Como todas las noches, Martín se amarró sus botas, se arregló la camisa del uniforme y se preparó para lo impredecible. Algunas veces, cuando patrullaba los alrededores de la vieja estructura todo permanecía tranquilo, dentro del mundo terrenal. Pero otros días, cuando la luna llena brillaba en lo más alto del cielo, algo le decía que lo mejor era quedarse quieto; que no tenía sentido arriesgar su tranquilidad mental. Y quizás su vida.
A su lado, Sin Nombre, su perro fiel, dormitaba tranquilo, arropado bajo la luz de la luna que se reflejaba en su claro pelaje beige. El can, tranquilo, resoplaba y roncaba entre sueños, quizás imaginando un mundo lleno de galletas de colores. Hacía ya tres años que lo había adoptado, cuando el animal no era más que un pequeño cachorro. Después de tantas noches e incontables horas de vigilia, Sin Nombre se había convertido en su aliado, en un bastión de tranquilidad y compañía.

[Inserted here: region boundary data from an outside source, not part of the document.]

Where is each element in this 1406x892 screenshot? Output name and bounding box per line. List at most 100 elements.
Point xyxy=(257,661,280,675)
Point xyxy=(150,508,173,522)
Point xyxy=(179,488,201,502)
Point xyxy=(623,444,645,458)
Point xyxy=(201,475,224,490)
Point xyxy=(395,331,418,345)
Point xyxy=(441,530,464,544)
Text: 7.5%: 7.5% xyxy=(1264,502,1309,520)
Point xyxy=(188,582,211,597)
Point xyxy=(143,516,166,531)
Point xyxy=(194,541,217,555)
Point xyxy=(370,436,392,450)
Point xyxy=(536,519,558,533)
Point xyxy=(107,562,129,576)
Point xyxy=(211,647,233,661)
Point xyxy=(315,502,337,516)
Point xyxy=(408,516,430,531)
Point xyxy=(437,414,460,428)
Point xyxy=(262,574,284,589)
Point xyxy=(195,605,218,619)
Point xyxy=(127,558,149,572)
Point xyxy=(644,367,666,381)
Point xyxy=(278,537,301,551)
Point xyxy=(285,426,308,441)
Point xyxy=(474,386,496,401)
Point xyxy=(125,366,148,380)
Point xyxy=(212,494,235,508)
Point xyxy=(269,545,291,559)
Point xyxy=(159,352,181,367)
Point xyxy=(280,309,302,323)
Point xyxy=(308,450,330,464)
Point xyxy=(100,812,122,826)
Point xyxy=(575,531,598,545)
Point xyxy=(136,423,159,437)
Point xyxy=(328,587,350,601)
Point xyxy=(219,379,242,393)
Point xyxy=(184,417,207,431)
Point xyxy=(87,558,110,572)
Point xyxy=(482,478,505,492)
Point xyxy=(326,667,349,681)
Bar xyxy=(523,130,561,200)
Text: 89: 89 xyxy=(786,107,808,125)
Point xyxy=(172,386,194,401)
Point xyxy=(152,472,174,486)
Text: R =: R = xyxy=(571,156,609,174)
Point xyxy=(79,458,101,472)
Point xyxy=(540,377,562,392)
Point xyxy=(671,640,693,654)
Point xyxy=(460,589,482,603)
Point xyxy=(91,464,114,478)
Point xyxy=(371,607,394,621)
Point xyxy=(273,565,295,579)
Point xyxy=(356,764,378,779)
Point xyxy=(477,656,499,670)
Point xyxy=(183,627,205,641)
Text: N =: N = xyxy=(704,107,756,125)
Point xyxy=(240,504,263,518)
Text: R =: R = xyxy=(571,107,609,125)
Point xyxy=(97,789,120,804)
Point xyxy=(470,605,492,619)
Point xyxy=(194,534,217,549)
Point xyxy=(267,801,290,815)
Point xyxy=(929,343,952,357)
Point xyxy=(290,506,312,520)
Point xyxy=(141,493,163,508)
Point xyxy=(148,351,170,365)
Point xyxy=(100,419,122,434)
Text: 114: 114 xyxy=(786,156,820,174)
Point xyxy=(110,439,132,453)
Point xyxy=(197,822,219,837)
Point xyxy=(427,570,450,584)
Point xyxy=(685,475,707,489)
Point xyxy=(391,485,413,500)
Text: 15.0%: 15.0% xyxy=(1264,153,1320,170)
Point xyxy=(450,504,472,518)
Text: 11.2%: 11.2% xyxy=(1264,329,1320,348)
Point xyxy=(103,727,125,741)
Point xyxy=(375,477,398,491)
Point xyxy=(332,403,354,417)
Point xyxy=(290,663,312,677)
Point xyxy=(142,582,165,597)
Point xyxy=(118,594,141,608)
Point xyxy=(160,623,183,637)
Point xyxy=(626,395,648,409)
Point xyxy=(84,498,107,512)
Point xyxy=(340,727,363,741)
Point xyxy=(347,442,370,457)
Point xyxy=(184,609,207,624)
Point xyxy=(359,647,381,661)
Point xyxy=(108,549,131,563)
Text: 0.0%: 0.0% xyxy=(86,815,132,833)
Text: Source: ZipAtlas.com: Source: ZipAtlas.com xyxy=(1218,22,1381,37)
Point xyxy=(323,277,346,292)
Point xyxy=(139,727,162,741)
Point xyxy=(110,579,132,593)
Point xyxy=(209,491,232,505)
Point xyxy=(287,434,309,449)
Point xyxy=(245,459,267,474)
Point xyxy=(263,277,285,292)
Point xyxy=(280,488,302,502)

Horas atrás habían quedado las risas y los ruidos propios de los niños que pululaban por los pasillos y los viejos salones del colegio. De noche, como la única alma humana en las instalaciones, su labor era mantener a raya cualquier tipo de peligro que acechara en las proximidades. En algunas ocasiones, jóvenes estudiantes se colaban dentro del terreno por simple vandalismo, o algún animal nocturno se apoderaba de una porción del patio. Todo dentro de lo normal; justamente las razones por las que había firmado su contrato.
Cuando el reloj marcó las 11:00 todo estaba sumido en una calma inusual. La noche era fresca y la brisa soplaba con fuerza, por lo que el ulular de las ventanas se escuchaba con intensidad. Martín, armado de valor, se aferró a su fortaleza católica y se puso en marcha, dando los primeros pasos al son de un Padre Nuestro. Un grito, tan desgarrador como una herida profunda, se apoderó con firmeza del silencio, esparciéndose como una llamarada en medio de semejante penumbra. La llamada de auxilio parecía provenir de una mujer, que desesperada pedía ayuda ante un peligro desconocido. Sin Nombre, alterado, soltó un ladrido ronco en respuesta, al tiempo que escondía la cola peluda entre sus patas.
Martín, como ya lo había hecho antes, se persignó con firmeza antes de acudir hacia el lugar de donde provenía el grito. El viejo Castillo La Alboraya, una construcción de más de 200 años, todavía se levanta orgulloso en medio de la modernidad de Barranquilla. Cada vez con menos ímpetu, el anciano de pelo canoso se acercó al edificio colonial, desde donde ya había escuchado en otras ocasiones el mismo lamento. Tembloroso, producto del nerviosismo que recorría su pequeño cuerpo, se alejó cada vez más de Sin Nombre, que despedía ladridos de alarma desde la endeble tranquilidad de la garita.
Ya a pocos metros de la entrada de la estructura antigua, protegida por una reja negra y oxidada, Martín caminó cada vez con más cautela. Rezando un salmo de compañía, como le había dicho una vieja religiosa de su cuadra, puso un pie dentro de la casa, inundada de una energía negativa y contaminada de un aire denso y pesado. Ya no se escuchaba el eco de aquel grito desgarrador que lo atrajo a aquel lugar, pero por alguna razón sentía que algo lo observaba, que demandaba su presencia.
Hacía varios años que había decidido tocar una de las paredes al ingresar a la construcción, pues creía que si esta le pasaba corriente, una especie de choque eléctrico pequeño, era porque algo maligno acechaba el lugar. Cuando su mano rozó la pintura seca y manchada, una vibración le recorrió el brazo derecho. Nervioso, preso del pánico, miró hacia la escalera, cubierta de telarañas y restos de teja oxidados que habían caído del techo. Una mujer vestida de blanco le devolvió la mirada, sumida en una angustia y en un dolor inexplicable. Martín, celador hace 40 años, se dio a la huida con un terror creciente que le inundó el pecho. Sin Nombre lo esperaba asustado en la garita.